Луиза села к письменному столу.
– Скажите, пожалуйста, как вас зовут?
– Камилла Дикинсон.
– Возраст?
– Пятнадцать.
– Место рождения?
– Манхэттен.
– Я прошу вас прилечь на оттоманку.
Луиза кивнула на нижний этаж своей кровати. Я легла и уставилась на пружины верхнего этажа, сквозь которые просвечивал голубой матрасный тик и края подоткнутых простынки и одеяла.
– А теперь, мисс Дикинсон, – начала Луиза, – пожалуйста, расскажите, что вчера было между вами и Жаком Ниссеном.
Но это-то как раз я и не могла. Хотя я видела Мону пьяной, я не могла рассказать Луизе, что мама снова говорила с Жаком после всего, что произошло.
Я предложила этот психоанализ, потому что мне нечего было предложить в обмен на то, что я видела Мону пьяной. В любом случае со стороны Луизы нечестно было задавать мне такой вопрос. И я сказала:
– Если ты психоаналитик, а я твой пациент, которого ты раньше никогда не видела, то ты не можешь ничего знать про Жака Ниссена.
Луизины глаза потемнели. Она сердилась.
– Ладно, тогда ответьте, какой человек в последнее время особенно повлиял на вашу жизнь?
И это тоже было нечестно.
– Я не думаю, чтобы врач начинал с вопросов подобного рода, – сказала я. – Но вам хорошо известно его имя. Это Фрэнк Роуэн.
Я понимала, что злю Луизу. Самое ужасное заключалось в том, что я делала это намеренно. Не то чтобы мне хотелось ее разозлить, но точно какой-то бесенок сидел у меня в ухе и подзуживал.
– Фрэнк не взрослый, – возразила Луиза.
– Прошлый раз ты говорила обратное. Ты сказала, что он слишком для меня взрослый. Ты и меня называешь взрослой.
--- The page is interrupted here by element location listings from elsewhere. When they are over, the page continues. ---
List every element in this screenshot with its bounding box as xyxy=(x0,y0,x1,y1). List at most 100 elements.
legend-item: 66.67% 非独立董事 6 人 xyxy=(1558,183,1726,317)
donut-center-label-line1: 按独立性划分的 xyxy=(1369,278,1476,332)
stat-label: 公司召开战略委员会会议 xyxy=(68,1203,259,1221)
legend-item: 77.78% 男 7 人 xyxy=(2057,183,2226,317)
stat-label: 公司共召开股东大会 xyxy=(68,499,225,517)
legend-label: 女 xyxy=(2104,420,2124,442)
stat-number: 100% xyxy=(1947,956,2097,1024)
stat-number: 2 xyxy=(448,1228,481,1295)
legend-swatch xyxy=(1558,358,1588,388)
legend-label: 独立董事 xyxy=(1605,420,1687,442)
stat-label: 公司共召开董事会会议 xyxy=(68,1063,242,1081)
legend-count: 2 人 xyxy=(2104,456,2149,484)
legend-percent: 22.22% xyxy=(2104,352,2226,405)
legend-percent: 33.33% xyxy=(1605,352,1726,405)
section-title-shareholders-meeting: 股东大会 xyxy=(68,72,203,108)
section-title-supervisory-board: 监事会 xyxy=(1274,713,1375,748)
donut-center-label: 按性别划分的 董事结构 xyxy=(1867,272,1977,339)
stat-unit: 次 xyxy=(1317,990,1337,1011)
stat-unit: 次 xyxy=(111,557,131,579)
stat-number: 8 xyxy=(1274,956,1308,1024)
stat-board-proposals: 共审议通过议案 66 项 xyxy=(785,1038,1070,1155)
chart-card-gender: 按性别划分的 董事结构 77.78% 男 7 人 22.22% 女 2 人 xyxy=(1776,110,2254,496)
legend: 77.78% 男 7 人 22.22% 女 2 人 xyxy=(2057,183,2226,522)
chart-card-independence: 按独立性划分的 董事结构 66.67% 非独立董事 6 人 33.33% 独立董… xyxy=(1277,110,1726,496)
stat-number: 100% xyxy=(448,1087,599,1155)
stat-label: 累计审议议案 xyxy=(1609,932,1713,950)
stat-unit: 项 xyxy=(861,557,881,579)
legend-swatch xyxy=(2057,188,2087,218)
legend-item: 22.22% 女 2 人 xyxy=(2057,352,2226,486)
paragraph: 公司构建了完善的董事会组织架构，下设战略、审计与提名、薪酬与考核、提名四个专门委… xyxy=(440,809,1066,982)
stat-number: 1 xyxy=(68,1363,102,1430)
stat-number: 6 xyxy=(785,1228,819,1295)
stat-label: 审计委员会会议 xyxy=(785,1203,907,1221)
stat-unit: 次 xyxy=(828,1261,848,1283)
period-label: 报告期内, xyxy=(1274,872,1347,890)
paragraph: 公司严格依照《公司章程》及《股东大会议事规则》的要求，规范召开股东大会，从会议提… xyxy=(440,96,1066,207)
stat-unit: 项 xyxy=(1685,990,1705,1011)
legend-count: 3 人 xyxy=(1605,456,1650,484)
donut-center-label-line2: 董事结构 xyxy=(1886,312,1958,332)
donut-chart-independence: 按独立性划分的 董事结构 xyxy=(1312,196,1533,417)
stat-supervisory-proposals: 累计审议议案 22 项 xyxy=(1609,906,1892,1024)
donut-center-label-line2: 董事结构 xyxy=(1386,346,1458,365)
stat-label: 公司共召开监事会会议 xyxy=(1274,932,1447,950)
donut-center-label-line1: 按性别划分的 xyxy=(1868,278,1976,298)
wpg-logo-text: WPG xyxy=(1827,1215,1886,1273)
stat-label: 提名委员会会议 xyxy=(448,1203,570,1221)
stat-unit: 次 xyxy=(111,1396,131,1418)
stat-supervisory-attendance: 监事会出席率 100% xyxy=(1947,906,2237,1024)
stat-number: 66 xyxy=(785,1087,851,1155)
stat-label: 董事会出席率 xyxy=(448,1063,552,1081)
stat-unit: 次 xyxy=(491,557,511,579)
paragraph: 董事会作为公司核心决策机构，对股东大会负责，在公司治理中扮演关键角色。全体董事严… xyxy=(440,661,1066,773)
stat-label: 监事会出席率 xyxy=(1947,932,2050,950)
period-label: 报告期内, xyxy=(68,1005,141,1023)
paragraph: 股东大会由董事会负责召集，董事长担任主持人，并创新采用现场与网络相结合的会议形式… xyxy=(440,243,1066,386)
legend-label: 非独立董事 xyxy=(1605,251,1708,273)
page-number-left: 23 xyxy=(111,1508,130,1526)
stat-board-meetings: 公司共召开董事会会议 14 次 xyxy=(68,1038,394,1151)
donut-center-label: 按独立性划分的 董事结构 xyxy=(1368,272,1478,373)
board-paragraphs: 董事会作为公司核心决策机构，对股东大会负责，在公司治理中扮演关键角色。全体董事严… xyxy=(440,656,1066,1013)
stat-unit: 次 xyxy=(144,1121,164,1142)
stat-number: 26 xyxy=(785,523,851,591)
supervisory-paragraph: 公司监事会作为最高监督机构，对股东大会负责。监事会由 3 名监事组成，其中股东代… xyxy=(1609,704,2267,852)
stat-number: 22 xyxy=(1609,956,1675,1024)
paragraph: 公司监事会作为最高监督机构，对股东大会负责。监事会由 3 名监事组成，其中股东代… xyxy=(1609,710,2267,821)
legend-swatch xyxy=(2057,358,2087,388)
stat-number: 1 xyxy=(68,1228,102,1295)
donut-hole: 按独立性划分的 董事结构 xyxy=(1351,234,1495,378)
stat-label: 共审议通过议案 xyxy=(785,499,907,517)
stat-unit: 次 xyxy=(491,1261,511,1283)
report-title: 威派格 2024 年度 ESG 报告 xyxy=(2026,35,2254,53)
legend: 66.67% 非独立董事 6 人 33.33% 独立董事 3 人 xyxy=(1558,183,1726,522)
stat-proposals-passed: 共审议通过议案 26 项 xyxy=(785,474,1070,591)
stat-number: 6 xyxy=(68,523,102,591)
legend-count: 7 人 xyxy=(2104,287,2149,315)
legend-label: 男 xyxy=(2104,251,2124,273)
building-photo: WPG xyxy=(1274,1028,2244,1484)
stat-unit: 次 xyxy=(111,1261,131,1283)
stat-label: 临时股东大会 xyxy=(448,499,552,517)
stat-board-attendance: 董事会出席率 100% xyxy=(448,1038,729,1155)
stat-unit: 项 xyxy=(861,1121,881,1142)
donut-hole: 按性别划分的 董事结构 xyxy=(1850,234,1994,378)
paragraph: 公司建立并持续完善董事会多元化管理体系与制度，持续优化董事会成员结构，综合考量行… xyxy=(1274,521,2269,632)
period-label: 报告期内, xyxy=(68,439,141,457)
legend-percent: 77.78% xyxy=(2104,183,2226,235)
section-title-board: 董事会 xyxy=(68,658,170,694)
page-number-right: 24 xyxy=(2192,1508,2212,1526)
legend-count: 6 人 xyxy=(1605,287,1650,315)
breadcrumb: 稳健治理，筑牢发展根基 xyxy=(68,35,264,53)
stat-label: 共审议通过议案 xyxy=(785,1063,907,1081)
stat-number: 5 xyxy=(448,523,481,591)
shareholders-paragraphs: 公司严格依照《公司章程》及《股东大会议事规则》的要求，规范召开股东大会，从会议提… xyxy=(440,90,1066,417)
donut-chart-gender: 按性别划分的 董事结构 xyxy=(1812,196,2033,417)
– Хорошо, – сказала Луиза, – пусть он остается таким значительным для тебя, если тебе хочется страдать. Я еще ни разу не видела, чтобы Фрэнк интересовался девушкой больше, чем в течение двух месяцев. Помпилия Риччиоли продержалась три месяца. Это самый рекордный срок.
Я понимала, что она так говорит специально, чтобы меня расстроить. Ей было неприятно, что мне нравится Фрэнк. Она добилась своего. Я расстроилась. Я вспомнила хорошенькую девушку, с которой Фрэнк поздоровался в фойе кинотеатра.
– Если ты хочешь анализировать, так давай, продолжай, – сказала я.
– Но ты должна сотрудничать, – сказала Луиза, – врач ничего не может сделать, если пациент не сотрудничает.
– Я сотрудничаю, – возразила я.
– Ничего подобного. Ты брыкаешься на каждом шагу. А ты должна быть со мной абсолютно откровенной.
– Я откровенна, – возразила я, – только я думала, что психоаналитик должен начинать с самого начала. Ты начинаешь не с того конца, – добавила я с напором.